AttributeError: 'BartConfig' object has no attribute '_to_dict_new'
Environment info
-
adapter-transformersversion:3.0.0 - Platform: Unbuntu
- Python version: 3.8
- PyTorch version (GPU?): 1.11.0
- Using GPU in script?: yes
- Using distributed or parallel set-up in script?: no
Information
Model I am using : BartForConditionalGeneration
Language I am using the model on: English
Adapter setup I am using (if any): no
The problem arises when using:
- torch.save(self.model, self.args.best_model_dir + "model.bin")
- model = torch.load(self.args.best_model_dir + "model.bin")
- Traceback (most recent call last):
File "/home/simon/桌面/closed-book-prompt-qa/src/test.py", line 3, in
model = torch.load( "src/temp/model_1653153641/model.bin") File "/home/simon/anaconda3/envs/qa/lib/python3.8/site-packages/torch/serialization.py", line 712, in load return _load(opened_zipfile, map_location, pickle_module, **pickle_load_args) File "/home/simon/anaconda3/envs/qa/lib/python3.8/site-packages/torch/serialization.py", line 1046, in _load result = unpickler.load() File "/home/simon/anaconda3/envs/qa/lib/python3.8/site-packages/transformers/configuration_utils.py", line 253, in getattribute return super().getattribute(key) AttributeError: 'BartConfig' object has no attribute '_to_dict_new'
Expected behavior
successfully loaded for my downstream task
when I downgrade to version 2.3.0 , it works .

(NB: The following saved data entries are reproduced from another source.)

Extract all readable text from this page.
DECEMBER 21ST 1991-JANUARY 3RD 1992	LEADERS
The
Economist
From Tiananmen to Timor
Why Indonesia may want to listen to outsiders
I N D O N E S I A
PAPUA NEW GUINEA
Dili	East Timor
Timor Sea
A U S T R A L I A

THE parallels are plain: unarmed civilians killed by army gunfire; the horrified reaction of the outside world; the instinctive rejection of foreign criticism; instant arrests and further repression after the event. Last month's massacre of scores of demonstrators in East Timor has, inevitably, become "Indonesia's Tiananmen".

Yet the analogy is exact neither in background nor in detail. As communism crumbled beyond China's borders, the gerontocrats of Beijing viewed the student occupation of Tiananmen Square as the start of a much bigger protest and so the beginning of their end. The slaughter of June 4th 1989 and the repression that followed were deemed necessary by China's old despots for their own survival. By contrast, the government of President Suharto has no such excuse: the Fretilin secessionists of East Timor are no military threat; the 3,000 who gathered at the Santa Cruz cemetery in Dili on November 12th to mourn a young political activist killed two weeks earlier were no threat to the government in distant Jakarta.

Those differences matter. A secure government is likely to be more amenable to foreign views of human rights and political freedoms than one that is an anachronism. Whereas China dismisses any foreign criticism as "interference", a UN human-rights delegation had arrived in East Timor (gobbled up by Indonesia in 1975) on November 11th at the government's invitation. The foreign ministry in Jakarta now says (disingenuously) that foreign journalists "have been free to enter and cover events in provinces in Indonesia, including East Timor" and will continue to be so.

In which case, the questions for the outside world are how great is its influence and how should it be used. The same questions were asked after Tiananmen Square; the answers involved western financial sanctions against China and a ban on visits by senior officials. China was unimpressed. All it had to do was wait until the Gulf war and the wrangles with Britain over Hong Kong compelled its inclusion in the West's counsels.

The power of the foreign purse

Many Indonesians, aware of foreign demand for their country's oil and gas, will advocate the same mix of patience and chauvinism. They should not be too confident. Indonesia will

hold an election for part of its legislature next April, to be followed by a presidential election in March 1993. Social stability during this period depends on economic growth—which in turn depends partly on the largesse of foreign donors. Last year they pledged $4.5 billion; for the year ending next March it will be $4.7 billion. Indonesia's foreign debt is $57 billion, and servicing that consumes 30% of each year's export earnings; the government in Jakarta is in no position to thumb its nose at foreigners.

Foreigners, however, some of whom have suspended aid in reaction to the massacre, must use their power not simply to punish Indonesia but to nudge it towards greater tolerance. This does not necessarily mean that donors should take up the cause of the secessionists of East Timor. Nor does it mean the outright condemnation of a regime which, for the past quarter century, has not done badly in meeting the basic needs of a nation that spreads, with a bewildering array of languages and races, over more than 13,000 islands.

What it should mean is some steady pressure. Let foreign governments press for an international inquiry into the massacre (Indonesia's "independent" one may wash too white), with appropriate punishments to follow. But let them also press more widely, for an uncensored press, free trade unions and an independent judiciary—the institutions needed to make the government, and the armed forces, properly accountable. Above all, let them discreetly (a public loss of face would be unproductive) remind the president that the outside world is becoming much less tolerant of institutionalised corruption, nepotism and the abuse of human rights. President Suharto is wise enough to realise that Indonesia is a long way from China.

Hey @LRY1994, this behavior is indeed introduced by a change in v3.x of the library. The recommended way of saving & loading model checkpoints using (adapter-)transformers is via the save_pretrained()/ from_pretrained() methods:
model.save_pretrained(self.args.best_model_dir)
...
model = BartForConditionalGeneration.from_pretrained(self.args.best_model_dir)
We'll look into solving the issues using torch.save()/load() you described.
This issue should be fixed with #406 and the next adapter-transformers release (v3.1.0).